MOUSTAKI, Georges
Ma Solitude
Pour avoir si souvent dormi avec ma solitude,
Je m'en suis fait presque une amie, une douce habitude.
Elle ne me quitte pas d'un pas, fidèle comme une ombre.
Elle m'a suivi ça et là, aux quatres coins du monde.
Non, je ne suis jamais seul avec ma solitude.
Quand elle est au creux de mon lit, elle prend toute la place,
Et nous passons de longues nuits, tous les deux face à face.

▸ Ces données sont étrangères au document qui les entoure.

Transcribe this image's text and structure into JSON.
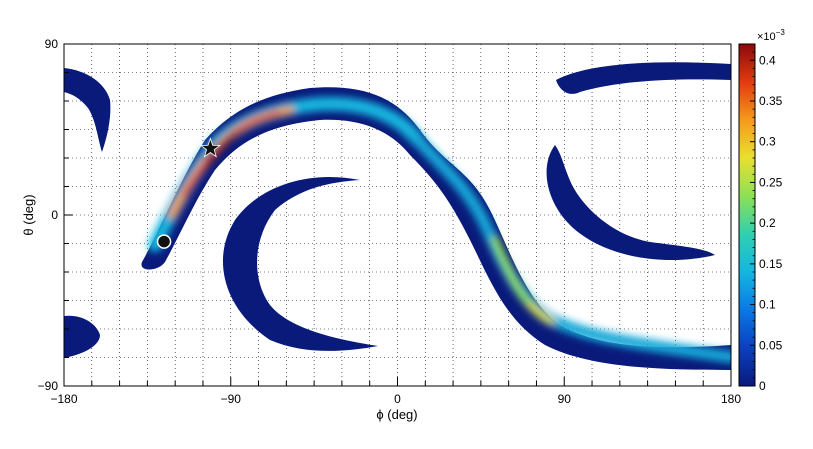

Je ne sais vraiment pas jusqu'où ira cette complice,
Faudra-t-il que j'y prenne goût ou que je réagisse?
Non, je ne suis jamais seul avec ma solitude.
Par elle, j'ai autant appris que j'ai versé de larmes.
Si parfois je la répudie, jamais elle ne désarme.
Et, si je préfère l'amour d'une autre courtisane,
Elle sera à mon dernier jour, ma dernière compagne.
Non, je ne suis jamais seul avec ma solitude.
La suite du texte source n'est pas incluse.